Dalam channel youtube Omah Balbalan, Eduard mengungkap sejumlah kenangannya bersama Niac Mitra. Di antaranya, nama panggilan Edo yang melekat dengannya sampai sekarang.

Menurut Edo, panggilan itu berawal dari Supangab, seorang penyiar radio di Surabaya yang bertugas menyebut nama-nama pemain yang tampil. "Mungkin karena nama saya terlalu panjang untuk disebut, Supangab sengaja memberikan kesempatan kepada suporter untuk meneruskan kalimatnya. Dan suporter menyebut nama Edo. Padahal, waktu di Kupang saya dipanggil Edu," kenang Edo.

Terkait panggilan ini, Edo menyimpan cerita lucu ketika rekannya dari Kupang ingin menemuinya di mes Niac Mitra yang berlokasi di kawasan jalan Dr.Soetomo Surabaya. Temannya itu sempat kebingungan ketika bertemu dengan penjaga mes yang bilang tak ada nama Edu, yang ada hanya Edo.

 

Video

2 dari 3 halaman

Cedera Patah Tangan

Pada kesempatan itu, Edo juga menceritakan masa sulitnya ketika bergabung dengan Niac Mitra. Datang dari Kupang sebagai pemain yang direkomendasi khusus oleh M. Basri, pelatih Niac Mitra, Edo langsung dihadapkan pada situasi sulit. Ia langsung terkena cedera engkel karena bertabrakan dengan kiper pada awal latihan. "Engkel saya bengkak dan memaksa saya harus menepi," ungkap Edo.

Setelah sembuh, Edo kembali berlatih. Pada momen uji coba Niac Mitra dengan Colombo, klub internal Persebaya, Edo mengalami cedera patah tangan yang bisa membuat terancam absen untuk waktu yang lama.
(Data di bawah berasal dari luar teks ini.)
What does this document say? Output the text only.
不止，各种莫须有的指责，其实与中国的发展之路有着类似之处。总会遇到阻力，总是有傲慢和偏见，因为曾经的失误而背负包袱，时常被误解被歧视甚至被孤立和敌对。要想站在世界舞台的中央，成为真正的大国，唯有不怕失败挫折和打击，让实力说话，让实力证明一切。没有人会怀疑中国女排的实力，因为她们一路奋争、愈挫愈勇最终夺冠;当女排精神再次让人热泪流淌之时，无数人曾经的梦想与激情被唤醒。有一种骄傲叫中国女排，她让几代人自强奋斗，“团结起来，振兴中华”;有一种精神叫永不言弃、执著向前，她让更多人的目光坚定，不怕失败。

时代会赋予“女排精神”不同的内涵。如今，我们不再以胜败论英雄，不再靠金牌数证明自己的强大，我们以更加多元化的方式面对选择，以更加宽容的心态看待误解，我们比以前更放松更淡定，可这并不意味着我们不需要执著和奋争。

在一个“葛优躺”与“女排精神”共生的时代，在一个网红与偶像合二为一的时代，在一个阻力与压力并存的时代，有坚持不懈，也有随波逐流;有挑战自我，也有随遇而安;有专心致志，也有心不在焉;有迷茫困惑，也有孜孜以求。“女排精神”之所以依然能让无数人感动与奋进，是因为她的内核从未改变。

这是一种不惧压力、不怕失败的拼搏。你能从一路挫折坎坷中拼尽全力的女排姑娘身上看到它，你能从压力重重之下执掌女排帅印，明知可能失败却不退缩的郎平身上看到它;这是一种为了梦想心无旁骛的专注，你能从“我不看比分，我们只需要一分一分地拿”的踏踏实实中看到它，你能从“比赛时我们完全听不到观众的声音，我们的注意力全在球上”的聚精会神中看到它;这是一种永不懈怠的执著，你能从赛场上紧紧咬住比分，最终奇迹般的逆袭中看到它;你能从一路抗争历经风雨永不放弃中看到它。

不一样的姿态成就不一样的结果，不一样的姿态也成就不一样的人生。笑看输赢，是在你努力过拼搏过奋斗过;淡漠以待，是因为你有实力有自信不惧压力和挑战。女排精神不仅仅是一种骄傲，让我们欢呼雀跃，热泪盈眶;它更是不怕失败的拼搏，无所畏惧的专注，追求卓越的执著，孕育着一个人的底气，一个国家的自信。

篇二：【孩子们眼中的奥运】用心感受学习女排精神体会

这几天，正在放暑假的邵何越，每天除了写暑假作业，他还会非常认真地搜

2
Setelah berobat ke dokter, tangannya digips dan diberi waktu istirahat dalam hitungan bulan. Tapi, baru dua minggu, Edo datang ke dokter untuk meminta gipsnya di buka. Tapi, sang dokter tidak mau. "Saya pun keluar dan bertemu perawat. Saya bilang, dokter sudah memberi izin untuk membuka gips itu."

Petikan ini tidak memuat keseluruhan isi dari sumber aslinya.